FRDCSA:

CoAuthor

Brief: Automated synthesis of books from domain texts
Jump To: Parent Description

In practice we have implemented various techniques that approximate the methodology mentioned below. One such technique is the determination of text dependency information. (There happens to be a very useful Perl module called Math::PartialOrdering, for dealing with partial orderings.) We used a weighting similar to TFIDF in order to extract terms that were shared mostly between two documents and few others, i.e. $shared->{$t} = 4 * ($doc->{$a}->{$t} * $doc->{$b}->{$t}) / ($tf->{$t} * $tf->{$t}). We hypothesized that if a text A is a prerequisite of a text B, that the distribution of first occurances of shared terms in A would be more equiprobable, whereas in B they would be closer to the front. We thought this since we thought that if A was defining the terms they would introduce them more gradually, whereas B presumed knowledge and therefore did not hesitate to use them. So our prerequisite measure is simply the difference between average percent position of first occurances of shared terms in A and B. This intentionally simplistic measure seems to have given at least initially usable results.

This capability will be used by the clear its to provide constraints on the reading of large groups of documents, i.e. digilib. The quiz capability will be used to determine familiarity with given material both for placement and advancement. Consideration will be given to the goal based justification for reading texts. So, one general functionality of coauthor is to write custom texts for individual learners based on clear placement/familiarity quizzes and interaction history, over large text collections contained in digilib. Even more applications are possible, such as generating appropriate documentation (overviews, manuals, etc) from disparate project sources, bootstrapping knowledge formation, intelligence analysis, or organizing various information sources.

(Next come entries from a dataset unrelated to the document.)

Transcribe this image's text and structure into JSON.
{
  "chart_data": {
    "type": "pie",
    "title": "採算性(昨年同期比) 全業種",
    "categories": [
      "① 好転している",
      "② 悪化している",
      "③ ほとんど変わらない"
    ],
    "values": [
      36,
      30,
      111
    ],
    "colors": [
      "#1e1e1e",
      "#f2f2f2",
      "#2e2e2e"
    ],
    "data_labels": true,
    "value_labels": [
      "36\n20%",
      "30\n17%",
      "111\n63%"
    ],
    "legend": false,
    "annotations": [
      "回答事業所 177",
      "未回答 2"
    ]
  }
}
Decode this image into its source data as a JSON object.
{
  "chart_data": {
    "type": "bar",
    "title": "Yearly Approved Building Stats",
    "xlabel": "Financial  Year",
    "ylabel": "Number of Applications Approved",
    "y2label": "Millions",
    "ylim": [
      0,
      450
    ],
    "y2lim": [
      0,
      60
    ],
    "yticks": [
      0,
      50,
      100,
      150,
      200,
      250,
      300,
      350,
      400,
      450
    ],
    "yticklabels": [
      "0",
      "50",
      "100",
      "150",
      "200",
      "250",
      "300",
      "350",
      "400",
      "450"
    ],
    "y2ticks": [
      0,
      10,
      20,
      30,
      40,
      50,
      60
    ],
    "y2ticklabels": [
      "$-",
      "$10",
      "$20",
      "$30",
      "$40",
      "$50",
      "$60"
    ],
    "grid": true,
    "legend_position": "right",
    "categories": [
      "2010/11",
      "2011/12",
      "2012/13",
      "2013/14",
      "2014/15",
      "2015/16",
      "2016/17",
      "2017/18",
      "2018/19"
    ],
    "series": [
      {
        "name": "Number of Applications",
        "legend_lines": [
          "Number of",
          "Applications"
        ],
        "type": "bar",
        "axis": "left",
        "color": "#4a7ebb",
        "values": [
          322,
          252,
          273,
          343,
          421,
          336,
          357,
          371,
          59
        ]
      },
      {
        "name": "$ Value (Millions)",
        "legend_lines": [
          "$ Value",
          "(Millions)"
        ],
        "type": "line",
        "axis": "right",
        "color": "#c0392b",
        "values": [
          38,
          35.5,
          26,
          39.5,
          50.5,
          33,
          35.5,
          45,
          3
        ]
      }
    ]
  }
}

The idea of a system that automatically sythesizes book formats is nothing new. We have many choices how to proceed. We could formalize all writings axiomatically and then use nlg to write the book, following some method for introducing concepts. This is close to what we have done, however, we do not have tools for completely representing these concepts. Initially we have chosen to perform a more shallow parse of the materials. This is because the structures required for shallow parse are prerequisites of those required for deeper parses.

Initially we focus on the organization of the source materials. Since we would like the process to be completely initiated by the computer, with the possibility of asking a complexity bound set of questions of the author, we ensure that the process is entirely automated. Automated essay scoring techniques (LSI) are applied to determine the important sections of the text. The corpus of texts to be integrated is sorted and clustered hierarchically. Sections and chapters are best fitted, and titles are extracted using a hybrid keyphrases/title recognizer and summarization.

A corpus of related materials is downloaded and weighted according to importance.

We ensure that all terminology is defined before being used, and this may involve restructuring the texts. This is done by terminology extraction followed by word sense disambiguation. The author selects the senses selected from Wordnet senses and automatically extracted definitions using Tom Pederson's WSD Perl modules. In this way we develop a large dictionary of concepts. We use various network centrality measures to compute the most important concepts. We then present them according to a format which has been obtained by performing the exact same analysis on related texts and mapping to their formats as represented in DocBook.

Some degree of reasoning must be applied in order to sort out conflicting information from these sources.

Spelling and grammar checking is employed at this stage.

We then employ a sentence level statistical rewrite of the text to enhance readability. We use the Halogen nlg system with a language model trained on books and papers in the domain and weighted according to the importance of the source text. We then use nlu to map to the interlingua and regenerate it.

Readability analysis as well as Latent Semantic Indexing is applied at this stage.

coauthor should be of assistance in writing any kind of documentation (FAQs/Howtos/Use Cases/Man pages/Papers/etc). It needs an interactive authoring environment that suggests completions, even operating at the rhetorical structure level. Could integrate with reasonbase, hey?